At time during our various yogi diet discussions, someone has mentioned — even as just a question — the paleo diet fad.
I’ll admit, it always struck me as yet another silly tweak to our basic diet that is well packaged for media re-consumption. Not that it doesn’t work. I don’t know, as nothing I read about it made me want to try it. It sounded .. well, as I said, silly.
I also tended to be turned off by the … hmmm… caveman-like attitudes of a lot of the people promoting the diet I encountered online. Anybody who doesn’t see the obvious benefits to eating like our fore-fore-fore-fore-bearers was not much better than a Neanderthal. Certainly not as smart.
But wait, you’re saying (or should be). You two are all about your raw, wheat-free diet.
True. So, so sadly true. I hope, though, that in discussing this diet we never say, “You have to eat this way.” We suggest it, yes, as something to try. (That was how it started for Bobbie.) If you get results and like those results, then you can consider continuing. But always make sure it is making you healthier and feel better.
We like the results, and so are sticking with the diet. (Doctor’s visits suggest it is healthy for us, too). I think it is fair to say we hate the diet, itself. (For me, at least, I guess our diet and our asana practices are much the same in that.) We aren’t going to lord our diet over anyone. It’s silly, too. But for us, it works.
And that brings me to the paleo diet. A new book is out, Paleofantasy: What Evolution Really Tells Us About Sex, Diet and How We Live, that cooks up a bunch of the paleo diet claims more tenderly than a wooly mammoth stew. The author is evolutionary biologist Marlene Zuk. Salon has a nice quick piece summarizing things, including how Zuk first encountered paleo diet chief Loren Cordain four years ago. Two key errors are the book’s focus:
Although she writes, “I would not dream of denying the evolutionary heritage present in our bodies,” Zuk briskly dismisses as simply “wrong” many common notions about that heritage. These errors fall into two large categories: misunderstandings about how evolution works and unfounded assumptions about how paleolithic humans lived. The first area is her speciality, and “Paleofantasy” offers a lively, lucid illustration of the intricacies of this all-important natural process. When it comes to the latter category, the anthropological aspect of the problem, Zuk treads more gingerly. Not only is this not her own field, but, as she observes, it is “ground often marked by acrimony and rancor” among the specialists themselves.
To that first error, Zuk presents examples of how quickly evolution can work: five years in the case of one species of cricket and something along the lines of several thousand for humans, including changes in how we digest (or fail to) some foods. (Hi cow’s milk!)

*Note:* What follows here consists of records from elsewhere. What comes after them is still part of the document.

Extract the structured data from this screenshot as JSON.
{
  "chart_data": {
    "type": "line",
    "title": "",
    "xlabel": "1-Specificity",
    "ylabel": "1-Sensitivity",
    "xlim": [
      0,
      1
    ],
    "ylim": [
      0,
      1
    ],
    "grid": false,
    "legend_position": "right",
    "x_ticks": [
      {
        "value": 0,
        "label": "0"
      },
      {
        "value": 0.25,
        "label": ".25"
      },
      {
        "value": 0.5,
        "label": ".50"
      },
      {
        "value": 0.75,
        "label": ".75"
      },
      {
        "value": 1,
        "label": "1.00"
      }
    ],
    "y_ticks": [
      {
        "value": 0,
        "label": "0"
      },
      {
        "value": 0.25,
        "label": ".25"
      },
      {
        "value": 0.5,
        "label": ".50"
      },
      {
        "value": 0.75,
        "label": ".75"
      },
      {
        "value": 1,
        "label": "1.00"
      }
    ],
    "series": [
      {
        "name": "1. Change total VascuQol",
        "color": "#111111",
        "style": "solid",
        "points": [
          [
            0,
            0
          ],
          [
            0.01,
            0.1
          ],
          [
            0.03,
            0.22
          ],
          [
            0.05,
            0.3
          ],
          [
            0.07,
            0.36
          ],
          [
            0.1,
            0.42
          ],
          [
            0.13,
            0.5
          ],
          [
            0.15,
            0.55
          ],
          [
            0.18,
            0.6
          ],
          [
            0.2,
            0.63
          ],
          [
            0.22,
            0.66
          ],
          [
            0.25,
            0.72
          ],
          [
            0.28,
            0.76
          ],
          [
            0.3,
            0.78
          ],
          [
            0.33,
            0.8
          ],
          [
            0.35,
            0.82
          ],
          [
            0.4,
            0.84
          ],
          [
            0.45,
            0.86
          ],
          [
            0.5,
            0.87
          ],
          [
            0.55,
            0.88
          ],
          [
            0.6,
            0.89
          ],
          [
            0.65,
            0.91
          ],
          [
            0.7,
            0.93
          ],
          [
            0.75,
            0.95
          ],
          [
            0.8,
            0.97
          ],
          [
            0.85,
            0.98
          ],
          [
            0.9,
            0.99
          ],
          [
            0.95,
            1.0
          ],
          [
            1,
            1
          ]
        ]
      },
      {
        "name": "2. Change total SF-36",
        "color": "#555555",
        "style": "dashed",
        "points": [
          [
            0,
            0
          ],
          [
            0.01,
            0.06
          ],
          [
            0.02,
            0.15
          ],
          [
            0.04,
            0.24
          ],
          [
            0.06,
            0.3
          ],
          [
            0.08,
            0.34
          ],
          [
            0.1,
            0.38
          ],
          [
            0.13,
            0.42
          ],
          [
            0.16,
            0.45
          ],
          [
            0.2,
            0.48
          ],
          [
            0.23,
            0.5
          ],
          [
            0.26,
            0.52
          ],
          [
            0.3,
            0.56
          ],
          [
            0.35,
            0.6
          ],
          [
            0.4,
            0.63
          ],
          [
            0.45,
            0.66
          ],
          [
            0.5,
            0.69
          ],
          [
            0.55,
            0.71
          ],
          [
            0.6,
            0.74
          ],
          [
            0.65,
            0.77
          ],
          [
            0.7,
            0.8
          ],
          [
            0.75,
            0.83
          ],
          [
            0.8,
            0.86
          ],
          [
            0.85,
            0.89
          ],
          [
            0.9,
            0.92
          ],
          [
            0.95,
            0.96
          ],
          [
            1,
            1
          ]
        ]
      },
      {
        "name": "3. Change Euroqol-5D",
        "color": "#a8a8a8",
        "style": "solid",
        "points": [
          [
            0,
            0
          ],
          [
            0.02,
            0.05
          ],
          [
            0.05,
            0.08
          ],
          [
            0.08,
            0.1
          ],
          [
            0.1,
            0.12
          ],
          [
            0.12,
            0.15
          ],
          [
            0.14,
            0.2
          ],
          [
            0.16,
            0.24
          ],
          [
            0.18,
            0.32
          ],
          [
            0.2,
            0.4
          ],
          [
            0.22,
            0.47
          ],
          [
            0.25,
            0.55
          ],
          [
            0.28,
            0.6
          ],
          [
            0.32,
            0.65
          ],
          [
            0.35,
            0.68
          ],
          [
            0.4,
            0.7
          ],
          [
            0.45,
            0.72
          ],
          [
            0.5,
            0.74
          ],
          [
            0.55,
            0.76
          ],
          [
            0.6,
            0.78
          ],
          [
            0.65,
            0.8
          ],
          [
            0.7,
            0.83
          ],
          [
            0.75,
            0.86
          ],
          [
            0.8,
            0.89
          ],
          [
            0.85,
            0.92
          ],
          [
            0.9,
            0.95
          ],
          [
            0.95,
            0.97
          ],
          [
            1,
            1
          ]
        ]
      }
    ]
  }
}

As for how our ancestors lives, Salon sums of Zuk’s argument this way:
For this reason, generalizations about the typical hunter-gatherer lifestyle are spurious; it doesn’t exist. With respect to what people ate (especially how much meat), the only safe assumption was “whatever they could get,” something that to this day varies greatly depending on where they live. Recently, researchers discovered evidence that people in Europe were grinding and cooking grain (a paleo-diet bugaboo) as far back as 30,000 years ago, even if they weren’t actually cultivating it. “A strong body of evidence,” Zuk writes, “points to many changes in our genome since humans spread across the planet and developed agriculture, making it difficult at best to point to a single way of eating to which we were, and remain, best suited.”
In other words: We don’t know what they ate. So to plan out a diet in 2013 that captures it is a bit difficult. And, I think the implication is, kind of stupid.
The Salon piece then moves to a final point that, on reflection, bears some relevance to us yogis and our “5,000-year-old” tradition:
Why are we so intent on establishing how paleolithic people ate, exercised, coupled up and raised their kids? That’s a question Zuk considers only in passing, but she hits the nail pretty solidly on the head: “We have a regrettable tendency to see what we want to see and rationalize what we already want to do. That often means that if we can think of a way in which a behavior, whether it is eating junk food or having an affair, might have been beneficial in an ancestral environment, we feel vindicated, or at least justified.” Even if we wanted to live like cavemen, Zuk points out (noting that the desire to do so somehow never seems to extend to moving into mud huts), we couldn’t. In reality, we don’t have their bodies, and don’t live in their world. Even the animals and plants we eat have changed beyond recognition from their paleolithic ancestors. It turns out we’re stuck being us.
I think if you replaced “live like cavemen” with “live like ancient yogis,” you might capture a bit of the yogi spirit, as well as some fundamental problems with our attempts to grasp at whatever it was that was going on 5,000 years ago. I’ll admit it isn’t a perfect analogy: We’re trying to practice or follow activities that have been passed down through those thousands of years, at some point codified into writing, and not recapture how yoga was practice in 3,000 BCE. Or are we?
I think I’ll grab a carrot stick and chew on that some more.